BACKGROUND Although the use of physical signs for the diagnosis of ventricular tachycardia (VT) was described in the early 1900s, their value in this role has never been systematically assessed.
METHODS AND RESULTS Using a blinded, randomized protocol, we examined the ability of 26 clinicians to detect ventriculoatrial (VA) dissociation during cardiac pacing in 21 patients with both atrial and ventricular pacing wires in situ after successful ablation of accessory pathways. In protocol 1 (10 patients), pacing was randomized to either ventricular pacing alone (simulating VT) or to atrioventricular sequential pacing (simulating supraventricular tachycardia or VT with intact VA conduction) at rates of 150 or 180 beats per minute. Each patients was examined by four clinicians blinded to the pacing mode. Clinicians were asked to make a diagnosis of "VA association" or "VA dissociation" after examining the patient for variability of the arterial pulse, jugular venous pulse (JVP), and first heart sound.
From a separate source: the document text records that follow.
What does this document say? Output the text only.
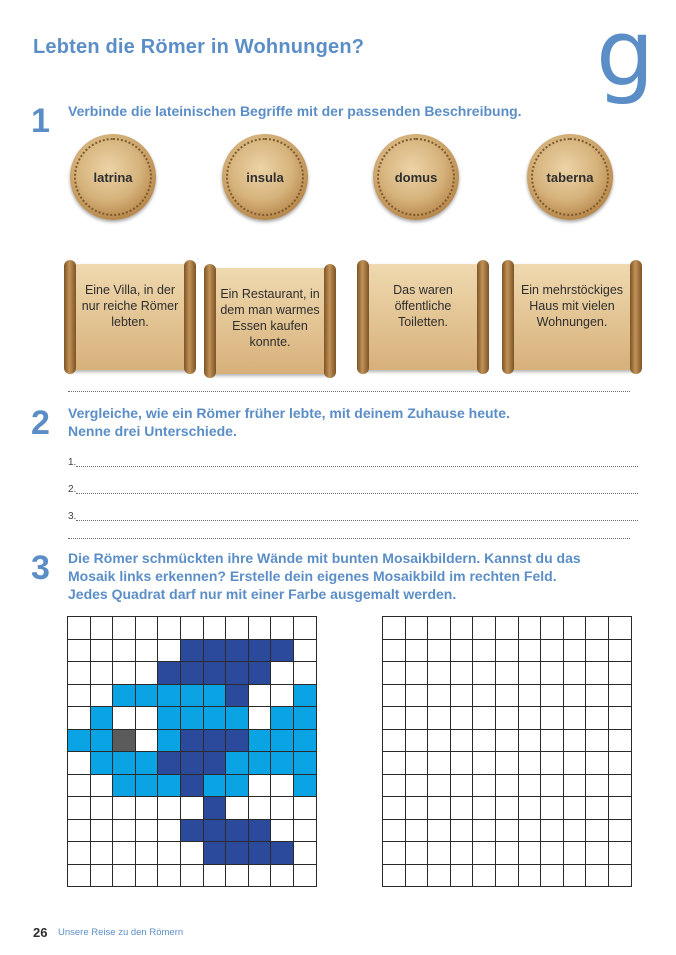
Lebten die Römer in Wohnungen?	g
1 Verbinde die lateinischen Begriffe mit der passenden Beschreibung.
latrina	insula	domus	taberna
Eine Villa, in der nur reiche Römer lebten.
Ein Restaurant, in dem man warmes Essen kaufen konnte.
Das waren öffentliche Toiletten.
Ein mehrstöckiges Haus mit vielen Wohnungen.
2 Vergleiche, wie ein Römer früher lebte, mit deinem Zuhause heute.
Nenne drei Unterschiede.
1.
2.
3.
3 Die Römer schmückten ihre Wände mit bunten Mosaikbildern. Kannst du das
Mosaik links erkennen? Erstelle dein eigenes Mosaikbild im rechten Feld.
Jedes Quadrat darf nur mit einer Farbe ausgemalt werden.
26 Unsere Reise zu den Römern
In protocol 2 (11 patients), randomization of pacing mode was performed between examination of each of the three physical signs so that the value of each sign was assessed individually. In protocol 1, a diagnosis of VA dissociation (VT) was made in 21 of 40 observations, with a specificity of 75%, sensitivity of 70%, and a positive predictive value (PPV) of 71%. In protocol 2, from a total of 132 observations (44 for each sign), the sensitivity, specificity, and PPV for a diagnosis of VT were as follows: arterial pulse, 61%, 71%, 70%; JVP, 96%, 75%, 82%; and first heart sound, 58%, 100%, 100%.
CONCLUSIONS It is concluded that, in patients with a regular tachycardia of uncertain origin, clinically detectable variations in the first heart sound and JVP are highly specific and sensitive indicators, respectively, of a diagnosis of VT. Assessment of the arterial pulse is of little value in this role.